On February 3, 2009, his wife and four daughters, tired and happy after attending a local wedding, fell asleep in their one-room accommodation near the Ahl-e-Hadis Masjid in the Kabadkhana area of Old Bhopal.
Later in the night, Shafiq took a hammer and brutally bashed his pregnant wife Sanjida, and his two daughters, Rubina and Amina. His other two daughters, Ayna and Arsi, were eyewitnesses.
Ayna, 11 at the time, in statements to the police as well as in court, said that when she tried to flee, her father beat her up too. So she, along with her four-year old sister Arsi, went back to sleep.

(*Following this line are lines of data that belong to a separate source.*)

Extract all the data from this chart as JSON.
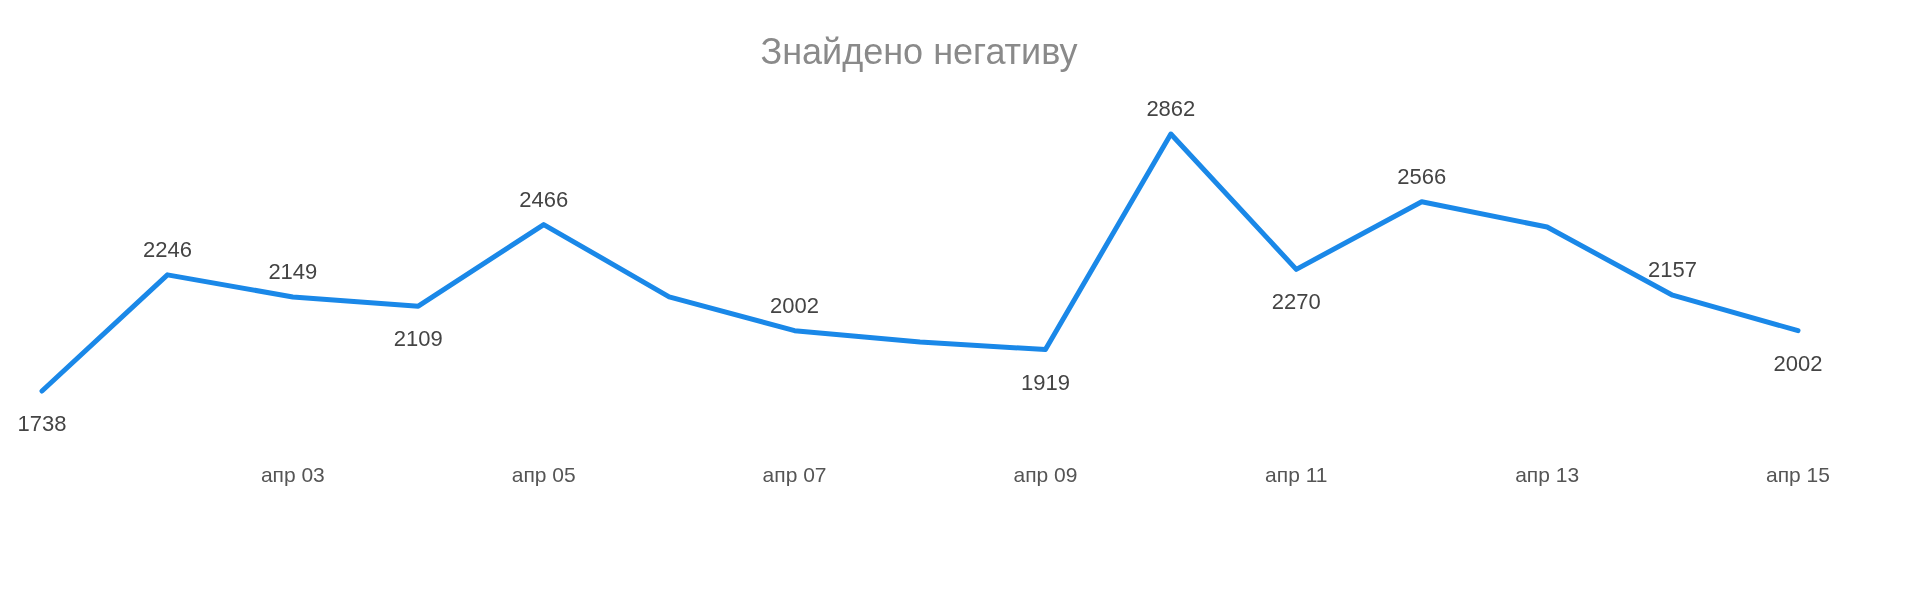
{
  "chart_data": {
    "type": "line",
    "title": "Знайдено негативу",
    "categories": [
      null,
      null,
      "апр 03",
      null,
      "апр 05",
      null,
      "апр 07",
      null,
      "апр 09",
      null,
      "апр 11",
      null,
      "апр 13",
      null,
      "апр 15"
    ],
    "series": [
      {
        "color": "#1a88e8",
        "values": [
          1738,
          2246,
          2149,
          2109,
          2466,
          2150,
          2002,
          1952,
          1919,
          2862,
          2270,
          2566,
          2455,
          2157,
          2002
        ],
        "value_labels": [
          "1738",
          "2246",
          "2149",
          "2109",
          "2466",
          null,
          "2002",
          null,
          "1919",
          "2862",
          "2270",
          "2566",
          null,
          "2157",
          "2002"
        ]
      }
    ],
    "tick_labels": "x",
    "grid": false,
    "marker": "none",
    "line_style": "solid"
  }
}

The next morning, the police found five persons lying injured in a pool of blood at the house, with Shafiq standing nearby with some injuries on his person. The injured were rushed to the hospital. Rubina and Amina were declared brought dead; Sanjida succumbed to her injuries the next day.
Shafiq, in his defence, told the police that someone had killed his wife and daughters and injured him. His two daughters testified against him before the police and the court.
“Who knows why he killed his wife and innocent daughters? He lived in abject poverty and was really worried about getting his elder daughters married. His wife was pregnant with another baby and he probably didn't know how to deal with it all,” says Aziz Bhai, a steel merchant from Bhopal and a distant relative of Shafiq's.
“In fact, the night he killed his family, they had all come back from a wedding, and the kids had really enjoyed themselves. Perhaps the wedding worked on his insecurity about getting his daughters married. But if you ask me, he deserved the punishment he got. Even if the courts would not have sentenced him to death, god certainly would have,” he says.
Apart from a hammer, a knife and blood-stained clothes, investigating officer Chandrashekhar Shrivastava recovered from the scene of the crime a suicide note written on the back of a wedding invitation, which indicated that Shafiq's crime was one induced by poverty. The courts refused to admit that as evidence as it could not be proved that the note was indeed written by Shafiq.
No expert assessment
From the trial court records it is clear that no effort was made to arrive at an expert assessment of Shafiq's psychiatric condition and motives — evidence that could, in many countries around the world, have led to a mitigation of his sentencing.
“I happened to supervise a hanging, the only one yet, in Jabalpur,” Mr. Khare recalls. “At 10 p.m. we informed the convict of the hanging scheduled for 4 a.m. in the morning. The entire night we kept a close eye on the convict's cell. After all, being aware of the precise hour and time of one's death is disturbing knowledge. But he was surprisingly quiet. Now that I think about it, he must have died several deaths in those six hours.”
Often, the wait for an impending, precisely scheduled death, is more painful for a convict than death itself.
Shafiq's act of self-immolation reflects that fact, as perhaps nothing else could.